I had a crush of convenience on a boy I found irritating but acceptable. I had caught him picking his nose in public, but I tried to forgive him so that I could be a better person and learn how to make out. He was not the most gorgeous man in the world. He wasn’t even a man. I brought him over one day, to meet Mary, and she was delighted, but I was kind of embarrassed. I knew he couldn’t compare to her third husband, the dashing sailor. He chewed his sandwich too loudly, in my opinion. He still had braces, so his smile was not exactly going to make anyone faint.
I visited Mary for a couple years, and then she moved across the country to be closer to her grandchildren. I wrote her a letter, but she didn’t respond and sometimes I wondered if I’d somehow forgotten to send it, or if I’d dreamed the whole idea up.
Before she left, she came to my bat mitzvah, and I was glad she got to see me reading from the Torah and wearing my pearly pink gown, which was, I thought, simultaneously mature and like a princess might wear. I faltered, losing my place when I began the last paragraph of the reading and having to search for an agonizingly long moment, but for the most part, I did fine. I felt smart and lovely and full of my own power. Mary didn’t know very many Jews, and she was impressed that I’d said so many words in Hebrew.
During one of our last visits, she showed me a photo of her third husband. I’m not sure why it took her so long to do that. Maybe she’d put them away because it was too painful to see his face, and in packing, she’d rediscovered them. She held the photo out to me, not letting me touch it, because my hands were greasy with grilled cheese.
“There we are,” she said. “And that’s his boat, behind us.”
The photo was bent and it caught the glare of the table lamp so that for the first second, I couldn’t see them at all.
“Isn’t he gorgeous?” she said. “The most gorgeous man in the world…”
I looked closer, eager to finally see the stunning hero of her stories.
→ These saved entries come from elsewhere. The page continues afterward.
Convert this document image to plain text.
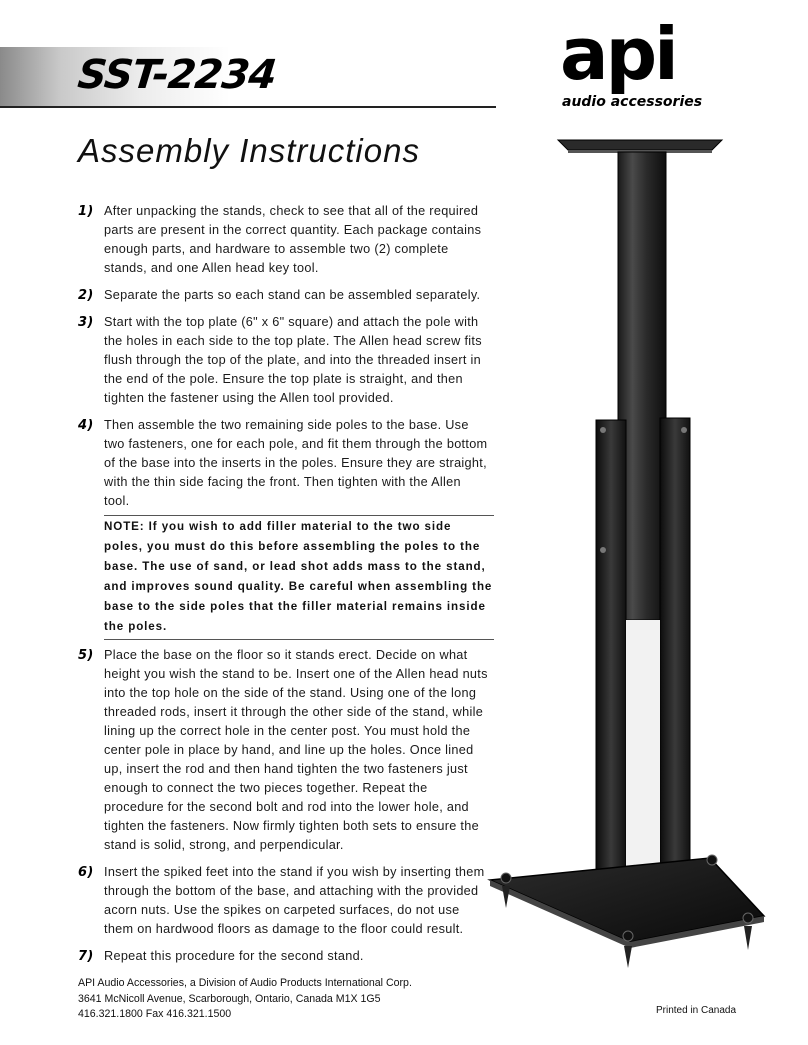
SST-2234	api
audio accessories
Assembly Instructions
1) After unpacking the stands, check to see that all of the required parts are present in the correct quantity. Each package contains enough parts, and hardware to assemble two (2) complete stands, and one Allen head key tool.
2) Separate the parts so each stand can be assembled separately.
3) Start with the top plate (6" x 6" square) and attach the pole with the holes in each side to the top plate. The Allen head screw fits flush through the top of the plate, and into the threaded insert in the end of the pole. Ensure the top plate is straight, and then tighten the fastener using the Allen tool provided.
4) Then assemble the two remaining side poles to the base. Use two fasteners, one for each pole, and fit them through the bottom of the base into the inserts in the poles. Ensure they are straight, with the thin side facing the front. Then tighten with the Allen tool.
NOTE: If you wish to add filler material to the two side poles, you must do this before assembling the poles to the base. The use of sand, or lead shot adds mass to the stand, and improves sound quality. Be careful when assembling the base to the side poles that the filler material remains inside the poles.
5) Place the base on the floor so it stands erect. Decide on what height you wish the stand to be. Insert one of the Allen head nuts into the top hole on the side of the stand. Using one of the long threaded rods, insert it through the other side of the stand, while lining up the correct hole in the center post. You must hold the center pole in place by hand, and line up the holes. Once lined up, insert the rod and then hand tighten the two fasteners just enough to connect the two pieces together. Repeat the procedure for the second bolt and rod into the lower hole, and tighten the fasteners. Now firmly tighten both sets to ensure the stand is solid, strong, and perpendicular.
6) Insert the spiked feet into the stand if you wish by inserting them through the bottom of the base, and attaching with the provided acorn nuts. Use the spikes on carpeted surfaces, do not use them on hardwood floors as damage to the floor could result.
7) Repeat this procedure for the second stand.
API Audio Accessories, a Division of Audio Products International Corp.
3641 McNicoll Avenue, Scarborough, Ontario, Canada M1X 1G5
416.321.1800 Fax 416.321.1500	Printed in Canada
She looked like herself in the photo, but obviously younger, wearing a white blouse. She was much tanner, and she was grinning tremendously. The boat was blurry in the background, kind of a lump of dirty plastic, no sails in sight. Possibly they were rolled up? The man beside her was stocky and happy, also tanned, and he was…
Well, he was a middle-aged man. Incredibly old, to me at thirteen. He had wispy gray hair and a friendly face and he looked somewhere between my dad and my grandfather.
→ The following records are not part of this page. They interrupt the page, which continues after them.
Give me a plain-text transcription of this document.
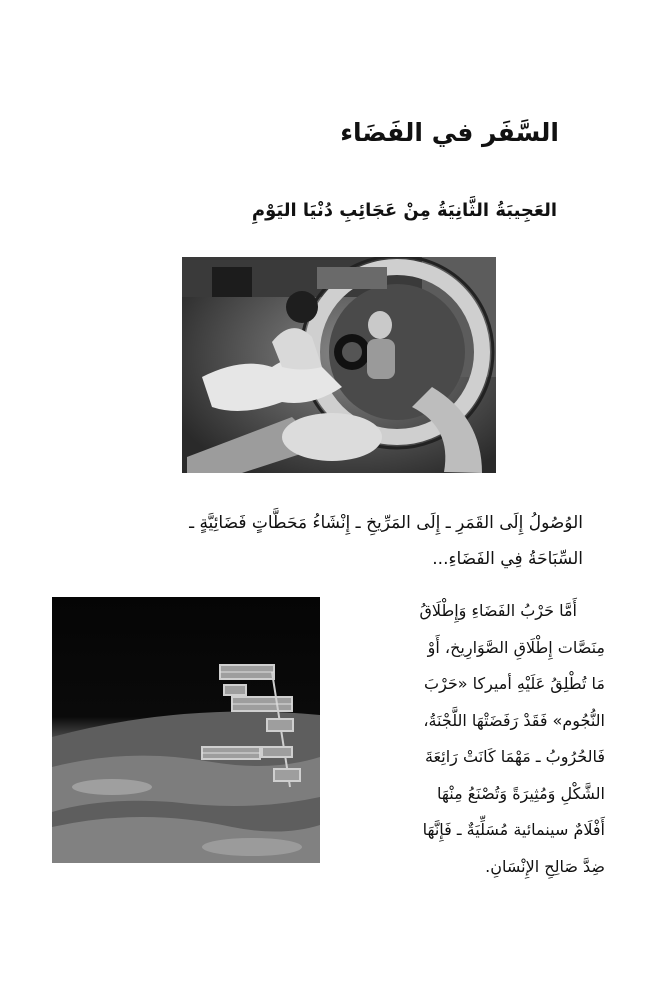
السَّفَر في الفَضَاء
العَجِيبَةُ الثَّانِيَةُ مِنْ عَجَائِبِ دُنْيَا اليَوْمِ

الوُصُولُ إِلَى القَمَرِ ـ إِلَى المَرِّيخِ ـ إِنْشَاءُ مَحَطَّاتٍ فَضَائِيَّةٍ ـ
السِّبَاحَةُ فِي الفَضَاءِ...

أَمَّا حَرْبُ الفَضَاءِ وَإِطْلَاقُ
مِنَصَّات إِطْلَاقِ الصَّوَارِيخ، أَوْ
مَا تُطْلِقُ عَلَيْهِ أميركا «حَرْبَ
النُّجُوم» فَقَدْ رَفَضَتْهَا اللَّجْنَةُ،
فَالحُرُوبُ ـ مَهْمَا كَانَتْ رَائِعَةَ
الشَّكْلِ وَمُثِيرَةً وَتُصْنَعُ مِنْهَا
أَفْلَامٌ سينمائية مُسَلِّيَةٌ ـ فَإِنَّهَا
ضِدَّ صَالِحِ الإِنْسَانِ.
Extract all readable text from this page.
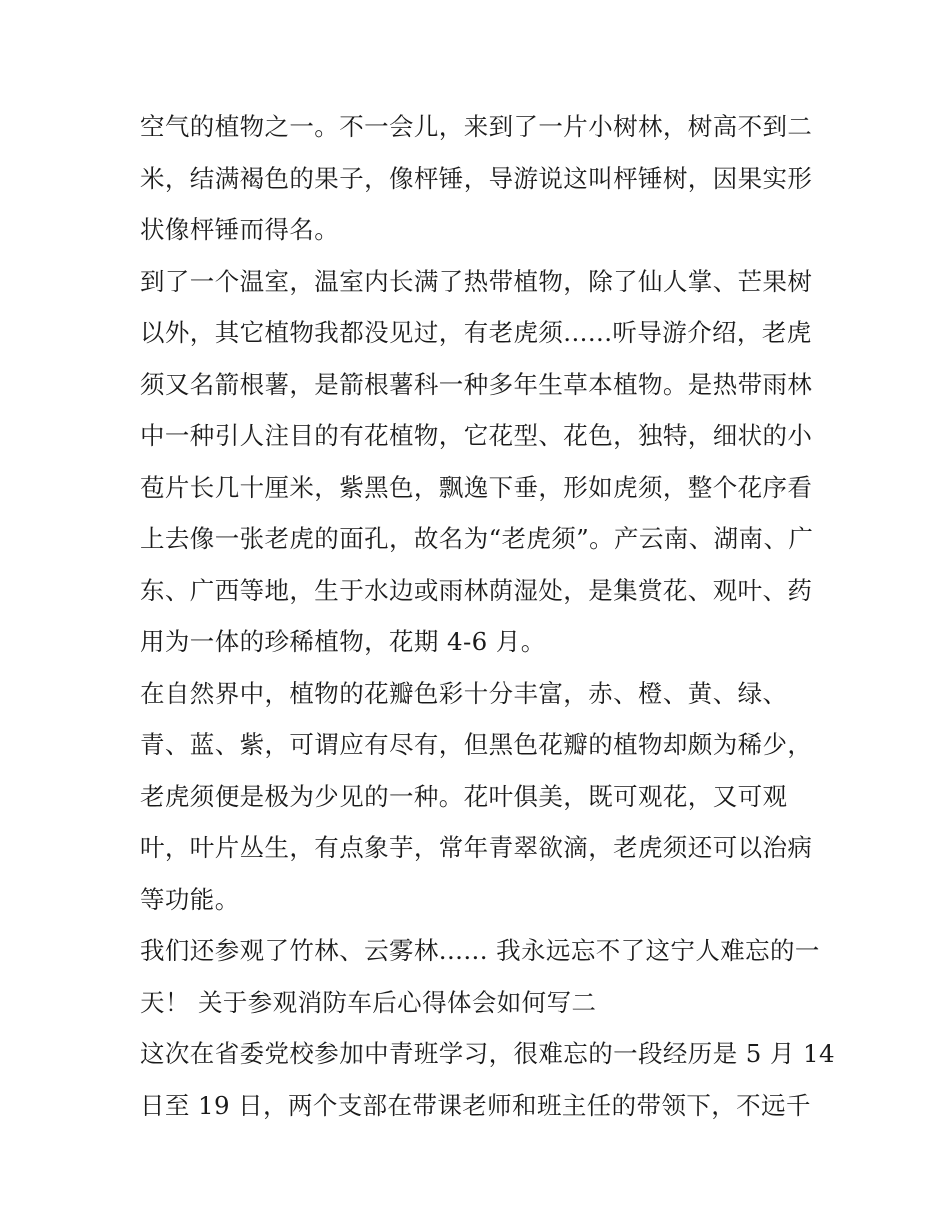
空气的植物之一。不一会儿，来到了一片小树林，树高不到二
米，结满褐色的果子，像枰锤，导游说这叫枰锤树，因果实形
状像枰锤而得名。
到了一个温室，温室内长满了热带植物，除了仙人掌、芒果树
以外，其它植物我都没见过，有老虎须......听导游介绍，老虎
须又名箭根薯，是箭根薯科一种多年生草本植物。是热带雨林
中一种引人注目的有花植物，它花型、花色，独特，细状的小
苞片长几十厘米，紫黑色，飘逸下垂，形如虎须，整个花序看
上去像一张老虎的面孔，故名为“老虎须”。产云南、湖南、广
东、广西等地，生于水边或雨林荫湿处，是集赏花、观叶、药
用为一体的珍稀植物，花期 4-6 月。
在自然界中，植物的花瓣色彩十分丰富，赤、橙、黄、绿、
青、蓝、紫，可谓应有尽有，但黑色花瓣的植物却颇为稀少，
老虎须便是极为少见的一种。花叶俱美，既可观花，又可观
叶，叶片丛生，有点象芋，常年青翠欲滴，老虎须还可以治病
等功能。
我们还参观了竹林、云雾林...... 我永远忘不了这宁人难忘的一
天！ 关于参观消防车后心得体会如何写二
这次在省委党校参加中青班学习，很难忘的一段经历是 5 月 14
日至 19 日，两个支部在带课老师和班主任的带领下，不远千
She was looking at me expectantly and I became suddenly aware of my rudeness.
“Wow!” I said, as enthusiastically as possible, “he looks just like a movie star!”
“But better,” she murmured.
“Yeah, definitely better,” I agreed.
She smiled, satisfied, and tucked the photo carefully away, as though it were made of something so delicate and valuable that it should be under five inches of glass in a museum.
After Mary moved across the country, I never saw or heard from her again.
Sometimes whole years went by without me thinking of her. But yesterday, I remembered. The sputtering fluorescent lights in the halls. The ancient tiny yapping dogs. The grilled cheeses. The most gorgeous man in the world.
“So did you ever find out what happened to her?” Bear asked.
“No…I lost track of her,” I said guiltily.
She’s probably dead. She was old when I knew her.
It’s maybe stupid, but I like to imagine that she’s out there, across the country by the ocean somewhere, living the next phase of a fabulous life that paused ever-so-briefly in a mildew-y assisted living facility in New Jersey. Maybe she’s gotten back into sailing.
“You know,” I told Bear, “You’re the most gorgeous man in the world.”
* * *
Do you know a most gorgeous man in the world?
Unroast: Today I love my weight. It’s a good weight. It looks right on me.